У Стайлза в гардеробе целая куча этих свитеров. Как правило, безразмерных. Синие, белые, красные… Он, тощий омега с тонкой шеей и узкими запястьями, кажется в этих свитерах особенно худым. Правда, ему всё же везёт, и Стайлз отыскивает в самом дальнем уголке шкафа клетчатую рубашку: когда-то он её любил, но теперь и не вспомнить, почему о ней позабыл. Рубашка сидит как влитая, в сочетании с чёрными джинсами она смотрится действительно здорово, и Стайлз, глядя на себя в зеркало, с неожиданной, пугающей его уверенностью думает о том, что он выглядит не так уж и плохо. Тот Стайлз, которого он видит в отражении, действительно привлекателен. Наверное, это здорово. Ему хочется понравиться Дереку Хейлу (даже если учитель не имеет права ходить на свидания со своими учениками), ему хочется этого даже сильнее, чем получить высший балл на итоговом тесте по химии (опять-таки именно из-за Дерека Хейла).

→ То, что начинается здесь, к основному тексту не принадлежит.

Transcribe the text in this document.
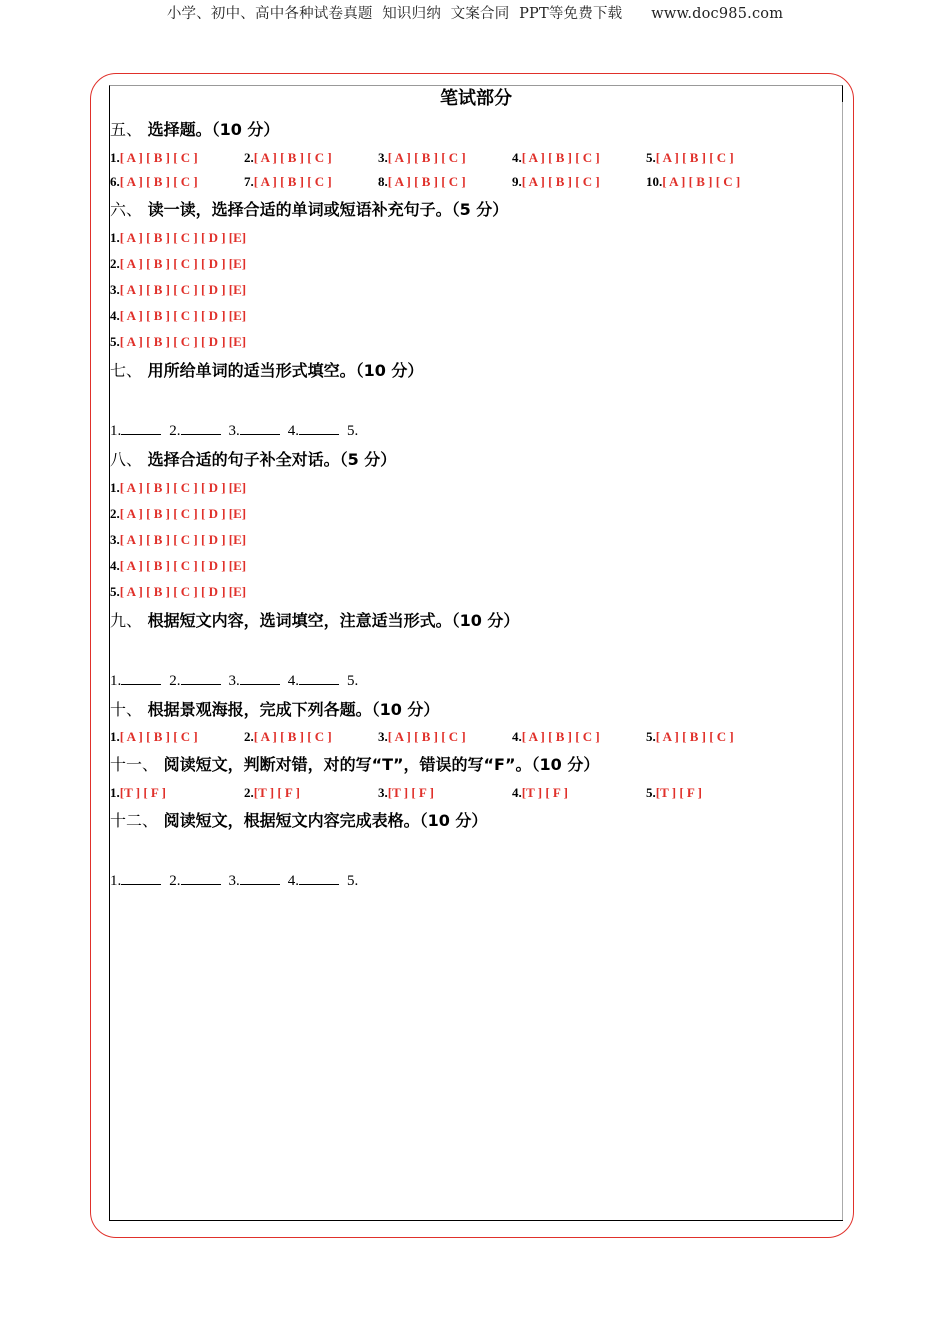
小学、初中、高中各种试卷真题  知识归纳  文案合同  PPT等免费下载 www.doc985.com
笔试部分
五、 选择题。（10 分）
1.[ A ] [ B ] [ C ]	2.[ A ] [ B ] [ C ]	3.[ A ] [ B ] [ C ]	4.[ A ] [ B ] [ C ]	5.[ A ] [ B ] [ C ]
6.[ A ] [ B ] [ C ]	7.[ A ] [ B ] [ C ]	8.[ A ] [ B ] [ C ]	9.[ A ] [ B ] [ C ]	10.[ A ] [ B ] [ C ]
六、 读一读，选择合适的单词或短语补充句子。（5 分）
1.[ A ] [ B ] [ C ] [ D ] [E]
2.[ A ] [ B ] [ C ] [ D ] [E]
3.[ A ] [ B ] [ C ] [ D ] [E]
4.[ A ] [ B ] [ C ] [ D ] [E]
5.[ A ] [ B ] [ C ] [ D ] [E]
七、 用所给单词的适当形式填空。（10 分）
1.	2.	3.	4.	5.
八、 选择合适的句子补全对话。（5 分）
1.[ A ] [ B ] [ C ] [ D ] [E]
2.[ A ] [ B ] [ C ] [ D ] [E]
3.[ A ] [ B ] [ C ] [ D ] [E]
4.[ A ] [ B ] [ C ] [ D ] [E]
5.[ A ] [ B ] [ C ] [ D ] [E]
九、 根据短文内容，选词填空，注意适当形式。（10 分）
1.	2.	3.	4.	5.
十、 根据景观海报，完成下列各题。（10 分）
1.[ A ] [ B ] [ C ]	2.[ A ] [ B ] [ C ]	3.[ A ] [ B ] [ C ]	4.[ A ] [ B ] [ C ]	5.[ A ] [ B ] [ C ]
十一、 阅读短文，判断对错，对的写“T”，错误的写“F”。（10 分）
1.[T ] [ F ]	2.[T ] [ F ]	3.[T ] [ F ]	4.[T ] [ F ]	5.[T ] [ F ]
十二、 阅读短文，根据短文内容完成表格。（10 分）
1.	2.	3.	4.	5.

Когда Стайлз, наконец, полностью готов, шериф заглядывает к нему в комнату и говорит:
— Тебя уже ждут, Стайлз.
Стайлз благодарно улыбается, наскоро обнимает отца (он так редко это делает, что чувствует мучительный укол вины, когда видит удивление в глазах шерифа) и, обувшись, вылетает из квартиры. Дерек — неизменно неотразимый в своей кожаной куртке — смотрит на Стайлза слишком долго и слишком внимательно. Как будто что-то не так. Стилински смущается, нервно сжимает пальцы в кулаки и интересуется:
— Мы поедем куда-нибудь, или ты будешь пялиться на меня вечность?
— Ты потрясающе выглядишь, Стайлз, — говорит Дерек, и Стайлзу хочется сказать, что Хейл может оставить эти дешёвые комплименты для девушек, но он смотрит Дереку в глаза, и слова забываются, отходят на второй план.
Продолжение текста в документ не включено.